A better way to detect periapical lesions on CBCT?

A new artificial intelligence (AI) model may provide support for detecting periapical lesions on cone-beam computed tomography (CBCT), according to a study published in the Journal of Dentistry.

Furthermore, the CBCT Segment Anything Model (SAM) may reduce human error and enable early detection of dental pathologies, the authors wrote.

"CBCT-SAM is capable of providing expert-level assistance in the identification of periapical lesions on CBCT," wrote the authors, led by Ka-Kei Chau of the University of Hong Kong (J Dent, December 10, 2024, Vol. 153, 105526).

Since periapical lesions are not always visible on radiographic scans, they may be missed. This occurrence can happen more often with less experienced dentists and when lesions are asymptomatic or are in the early stages. This is particularly true for CBCT scans with a large field of view.

Therefore, this study aimed to evaluate the effectiveness of CBCT-SAM in detecting periapical lesions on CBCT, they wrote.

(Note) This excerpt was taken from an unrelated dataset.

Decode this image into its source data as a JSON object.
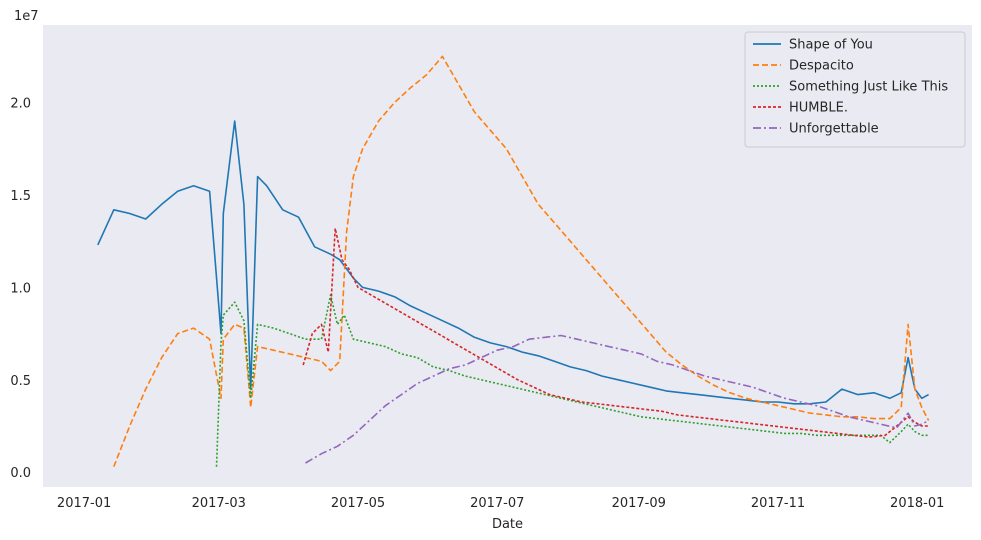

The study used 185 CBCT scans with confirmed periapical lesions for model training and validation. A trained operator prepared manual segmentation labels, which were validated by a maxillofacial radiologist. The diagnostic and segmentation performance of four AI models were evaluated and compared including CBCT-SAM, CBCT-SAM without the progressive prediction refinement (PPR) module, and two previously developed models, modified U-Net and PAL-Net.

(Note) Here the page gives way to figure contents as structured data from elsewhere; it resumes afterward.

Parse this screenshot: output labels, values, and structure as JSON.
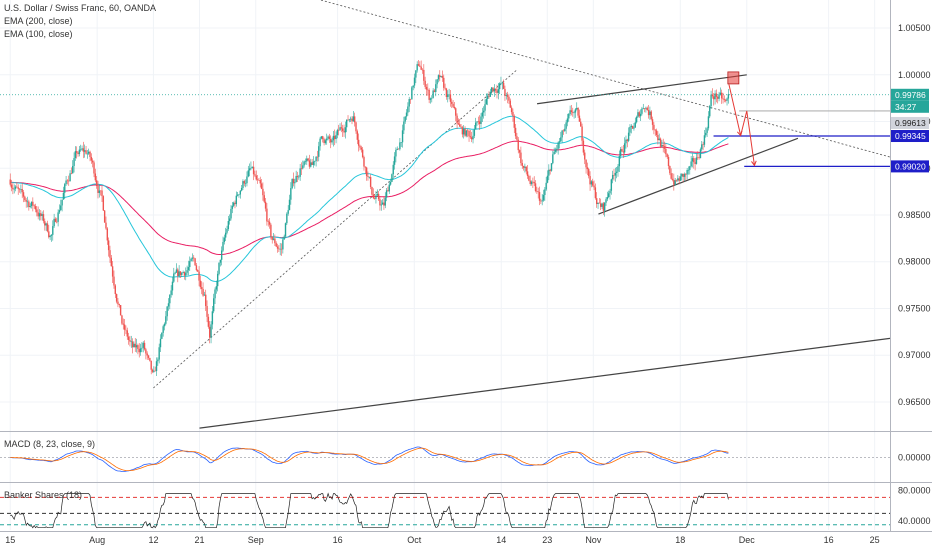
{
  "header": {
    "title": "U.S. Dollar / Swiss Franc, 60, OANDA",
    "ema200": "EMA (200, close)",
    "ema100": "EMA (100, close)"
  },
  "macd": {
    "label": "MACD (8, 23, close, 9)"
  },
  "banker": {
    "label": "Banker Shares (18)"
  },
  "colors": {
    "up": "#26a69a",
    "down": "#ef5350",
    "ema200": "#e91e63",
    "ema100": "#26c6da",
    "price_line": "#26a69a",
    "blue_level": "#1e1ec8",
    "arrow": "#e53935"
  },
  "price_tags": {
    "last": "0.99786",
    "countdown": "34:27",
    "gray": "0.99613",
    "level1": "0.99345",
    "level2": "0.99020"
  },
  "chart_data": [
    {
      "type": "candlestick",
      "title": "U.S. Dollar / Swiss Franc, 60, OANDA",
      "ylim": [
        0.962,
        1.008
      ],
      "y_ticks": [
        "1.00500",
        "1.00000",
        "0.99500",
        "0.99000",
        "0.98500",
        "0.98000",
        "0.97500",
        "0.97000",
        "0.96500"
      ],
      "y_tick_values": [
        1.005,
        1.0,
        0.995,
        0.99,
        0.985,
        0.98,
        0.975,
        0.97,
        0.965
      ],
      "x_ticks": [
        "15",
        "Aug",
        "12",
        "21",
        "Sep",
        "16",
        "Oct",
        "14",
        "23",
        "Nov",
        "18",
        "Dec",
        "16",
        "25"
      ],
      "x_tick_days": [
        0,
        17,
        28,
        37,
        48,
        64,
        79,
        96,
        105,
        114,
        131,
        144,
        160,
        169
      ],
      "xlim_days": [
        -2,
        172
      ],
      "last_day": 140.6,
      "series": [
        {
          "name": "EMA (200, close)",
          "role": "ema200"
        },
        {
          "name": "EMA (100, close)",
          "role": "ema100"
        }
      ],
      "anchors": [
        [
          0,
          0.9888
        ],
        [
          2,
          0.987
        ],
        [
          5,
          0.9858
        ],
        [
          8,
          0.9828
        ],
        [
          11,
          0.9885
        ],
        [
          13,
          0.9915
        ],
        [
          15,
          0.9918
        ],
        [
          16,
          0.9905
        ],
        [
          18,
          0.9865
        ],
        [
          20,
          0.979
        ],
        [
          22,
          0.973
        ],
        [
          24,
          0.9705
        ],
        [
          26,
          0.971
        ],
        [
          28,
          0.9672
        ],
        [
          30,
          0.973
        ],
        [
          32,
          0.978
        ],
        [
          34,
          0.979
        ],
        [
          36,
          0.98
        ],
        [
          38,
          0.9768
        ],
        [
          39,
          0.9725
        ],
        [
          41,
          0.98
        ],
        [
          43,
          0.985
        ],
        [
          45,
          0.988
        ],
        [
          47,
          0.9898
        ],
        [
          49,
          0.9875
        ],
        [
          51,
          0.9825
        ],
        [
          53,
          0.9812
        ],
        [
          55,
          0.988
        ],
        [
          57,
          0.9905
        ],
        [
          59,
          0.99
        ],
        [
          61,
          0.9935
        ],
        [
          63,
          0.9925
        ],
        [
          65,
          0.9945
        ],
        [
          67,
          0.9958
        ],
        [
          69,
          0.9912
        ],
        [
          71,
          0.987
        ],
        [
          73,
          0.9858
        ],
        [
          75,
          0.9905
        ],
        [
          77,
          0.9945
        ],
        [
          79,
          0.9995
        ],
        [
          80,
          1.0012
        ],
        [
          82,
          0.9975
        ],
        [
          84,
          0.9995
        ],
        [
          86,
          0.997
        ],
        [
          88,
          0.994
        ],
        [
          90,
          0.9935
        ],
        [
          92,
          0.9955
        ],
        [
          94,
          0.9985
        ],
        [
          96,
          0.999
        ],
        [
          98,
          0.996
        ],
        [
          100,
          0.9905
        ],
        [
          102,
          0.988
        ],
        [
          104,
          0.9862
        ],
        [
          106,
          0.991
        ],
        [
          108,
          0.9935
        ],
        [
          110,
          0.996
        ],
        [
          111,
          0.9955
        ],
        [
          113,
          0.9895
        ],
        [
          115,
          0.986
        ],
        [
          116,
          0.9857
        ],
        [
          118,
          0.9895
        ],
        [
          120,
          0.9925
        ],
        [
          122,
          0.9945
        ],
        [
          124,
          0.997
        ],
        [
          125,
          0.996
        ],
        [
          127,
          0.993
        ],
        [
          129,
          0.9895
        ],
        [
          130,
          0.9885
        ],
        [
          132,
          0.9892
        ],
        [
          134,
          0.9905
        ],
        [
          136,
          0.994
        ],
        [
          137,
          0.9975
        ],
        [
          138,
          0.9978
        ],
        [
          140,
          0.9968
        ],
        [
          140.6,
          0.9979
        ]
      ],
      "lines": [
        {
          "name": "descending-trendline",
          "style": "dotted",
          "from": [
            11,
            1.0155
          ],
          "to": [
            172,
            0.9912
          ]
        },
        {
          "name": "uptrend-line",
          "style": "dotted",
          "from": [
            28,
            0.9665
          ],
          "to": [
            99,
            1.0005
          ]
        },
        {
          "name": "wedge-upper",
          "style": "solid",
          "from": [
            103,
            0.9969
          ],
          "to": [
            144,
            1.0
          ]
        },
        {
          "name": "wedge-lower",
          "style": "solid",
          "from": [
            115,
            0.9851
          ],
          "to": [
            154,
            0.9932
          ]
        },
        {
          "name": "long-support",
          "style": "solid",
          "from": [
            37,
            0.9622
          ],
          "to": [
            172,
            0.9718
          ]
        }
      ],
      "levels": [
        {
          "name": "level-0.99345",
          "value": 0.99345,
          "from_day": 137.5
        },
        {
          "name": "level-0.99020",
          "value": 0.9902,
          "from_day": 143.5
        }
      ],
      "projection": [
        [
          140.5,
          0.999
        ],
        [
          142.8,
          0.9935
        ],
        [
          144,
          0.99613
        ],
        [
          145.5,
          0.9903
        ]
      ]
    },
    {
      "type": "line",
      "title": "MACD (8, 23, close, 9)",
      "y_ticks": [
        "0.00000"
      ],
      "y_tick_values": [
        0
      ]
    },
    {
      "type": "line",
      "title": "Banker Shares (18)",
      "ylim": [
        28,
        90
      ],
      "y_ticks": [
        "80.0000",
        "40.0000"
      ],
      "y_tick_values": [
        80,
        40
      ],
      "reference_levels": [
        71,
        50,
        35
      ]
    }
  ]
}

The models' diagnostic performance was evaluated using accuracy based on a binary classification of detected versus missed cases, with correct detection defined as any prediction with a true positive value above zero. Segmentation performance was assessed using five metrics, including accuracy, sensitivity, specificity, precision, and Dice similarity coefficient (DSC), they wrote.

CBCT-SAM achieved an average diagnostic accuracy of 98.92% (± 10.37%) and an average segmentation accuracy of 99.65% (± 0.66%). Its average sensitivity, specificity, precision, and DSC were 72.36% ± 21.61%, 99.87% (± 0.11%), 0.73 (± 0.21), and 0.70 (± 0.19), respectively.

Additionally, CBCT-SAM outperformed modified U-Net in segmentation accuracy (p = 0.023), sensitivity (p = 0.000), and DSC (p = 0.001). While there were no significant differences between CBCT-SAM, CBCT-SAM without PPR, and PAL-Net, CBCT-SAM with PPR outperformed PAL-Net in both diagnostic and segmentation tasks, the authors wrote.

However, the study had limitations, including its small sample size and limited data diversity. Most samples only involved upper and lower posterior periapical lesions, potentially limiting the AI models' applicability across different locations, the authors added.

"Although further modifications and testing are required, it could be a potential tool to provide expert-level assistance chairside to help increase the diagnostic efficiency of inexperienced dentists, reducing the chance of missed diagnosis and facilitating early detection and treatment of initial periapical lesions," they concluded.